ジェンダーから完全に逃れることはまだまだ難しい
――子どもがLGBTかもしれないと思ったときに、できることはありますか?
遠藤:特に小さいお子さんの場合は、型にはめないことも大事だと思います。木登りをしようが、お人形遊びをしようが、LGBTを引き合いに出す以前に、自由にさせたらいい。ある男子児童が「女の子として学校に通いたい」と言い、女子として通学をはじめたときに、その子がワンパクだったので、周囲は「やっぱり男の子」などと動揺したという話があります。でも、女の子だって、いろいろでしょう。いちいち「男? 女? これってLGBT?」と動揺せずに、その子が言っていることに耳を傾けつつ、あれこれ決めないことが一番大切です。子どものうちはセクシュアリティが変わることもありますし、親が「この子は女の子(男の子)としてずっと生きていくにちがいない」などと決めることでもありません。小学生のトランスジェンダーが集まる自助グループに行くと、親たちの心配をよそに、子どもたちは男女の垣根など飛び越えて、のびのびとゴキブリを追いかけて遊んでいます(笑)。
実践するのは難しいかもしれませんが、目の前のひとつひとつに、柔軟に開かれていてほしいです。
私だって、高校生のころには、「男らしさ」に縛られていました。携帯のストラップにぬいぐるみをつけちゃだめだと思っていたし、甘いものを食べるのも怖かった。「男は甘いものは食べない!」と考えていて、浜崎あゆみを聞いたら自分は女子になってしまうと思っていました……実際はそんなことないんですけどね(笑)。

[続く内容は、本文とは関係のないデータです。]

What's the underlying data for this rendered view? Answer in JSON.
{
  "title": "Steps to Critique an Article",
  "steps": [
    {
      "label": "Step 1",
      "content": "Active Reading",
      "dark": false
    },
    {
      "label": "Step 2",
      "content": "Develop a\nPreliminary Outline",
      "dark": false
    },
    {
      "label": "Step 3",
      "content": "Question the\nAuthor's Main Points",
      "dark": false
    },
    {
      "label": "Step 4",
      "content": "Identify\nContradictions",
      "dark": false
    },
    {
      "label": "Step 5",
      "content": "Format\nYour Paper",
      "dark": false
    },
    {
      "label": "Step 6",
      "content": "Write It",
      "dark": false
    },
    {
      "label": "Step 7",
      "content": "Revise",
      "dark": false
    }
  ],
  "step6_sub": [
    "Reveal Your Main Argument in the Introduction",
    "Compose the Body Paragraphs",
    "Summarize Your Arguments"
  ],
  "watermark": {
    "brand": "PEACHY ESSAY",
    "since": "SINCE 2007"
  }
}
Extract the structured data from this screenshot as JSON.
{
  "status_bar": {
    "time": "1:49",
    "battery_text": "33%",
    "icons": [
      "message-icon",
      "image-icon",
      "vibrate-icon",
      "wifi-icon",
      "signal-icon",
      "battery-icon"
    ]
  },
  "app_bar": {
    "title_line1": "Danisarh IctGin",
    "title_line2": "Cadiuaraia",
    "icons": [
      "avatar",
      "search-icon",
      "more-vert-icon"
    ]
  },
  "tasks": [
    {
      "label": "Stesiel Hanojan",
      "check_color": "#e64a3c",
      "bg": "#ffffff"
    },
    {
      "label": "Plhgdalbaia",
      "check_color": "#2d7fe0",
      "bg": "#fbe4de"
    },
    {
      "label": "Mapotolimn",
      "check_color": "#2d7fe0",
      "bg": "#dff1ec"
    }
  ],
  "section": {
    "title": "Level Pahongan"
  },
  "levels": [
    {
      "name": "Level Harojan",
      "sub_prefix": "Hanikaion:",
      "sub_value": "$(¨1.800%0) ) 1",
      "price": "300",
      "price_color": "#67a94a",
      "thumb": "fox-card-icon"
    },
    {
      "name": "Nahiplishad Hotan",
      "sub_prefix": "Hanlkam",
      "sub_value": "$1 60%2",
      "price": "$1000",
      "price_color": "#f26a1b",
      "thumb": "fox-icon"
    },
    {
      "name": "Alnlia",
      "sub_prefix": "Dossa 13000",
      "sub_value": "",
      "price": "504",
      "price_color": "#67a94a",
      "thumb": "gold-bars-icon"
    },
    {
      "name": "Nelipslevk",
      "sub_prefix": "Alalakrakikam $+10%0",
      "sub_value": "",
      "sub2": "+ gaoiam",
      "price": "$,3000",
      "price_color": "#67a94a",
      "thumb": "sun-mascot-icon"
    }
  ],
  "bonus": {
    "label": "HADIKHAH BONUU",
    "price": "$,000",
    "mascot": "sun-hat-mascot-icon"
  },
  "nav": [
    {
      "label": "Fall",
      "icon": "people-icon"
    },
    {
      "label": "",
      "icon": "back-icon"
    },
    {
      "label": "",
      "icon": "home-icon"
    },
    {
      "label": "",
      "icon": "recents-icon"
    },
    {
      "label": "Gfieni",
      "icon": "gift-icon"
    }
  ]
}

今だって、ベリーショートの髪型にしているのですが、あんまり気に入っていないんです。自分はもっと、中性的なお兄さん路線、理想をいえばニルヴァーナのカート・コバーンみたいな長さで行きたいんですが、男であることを周りから分かりやすくするため髪を短く切っている面はありますね。自分の好き・嫌いではなく、周りから男だと理解されやすい髪型にするほうが便利です。
たぶん、ジェンダーから完全に逃れることはまだまだ難しい。でも、子ども達が少しでも生きやすい社会になるようにしていきたいんです。たぶん、LGBTを許せない人は、男らしさや女らしさという言葉に、自分も傷ついているのでしょう。女が女らしくないことや、男が男らしくないことを、社会は批判しがちです。LGBTだけが自分らしさを追求できるわけがない。みんなが「当たり前」を疑い、作り直していけばいい。
「もしあなたがカミングアウトされたなら」という副題をつけましたが、「○○をしたら、LGBTはみんなハッピー」なんてことはありません。何度もぶつかったり、すれ違ったりしながら、それぞれがゆっくり考えていく問題であると思います。LGBT固有の問題もありますが、ぶっちゃけ、最終的には「人として接してください」と言いたいですね。人は、単に一人ひとり違うんですよ。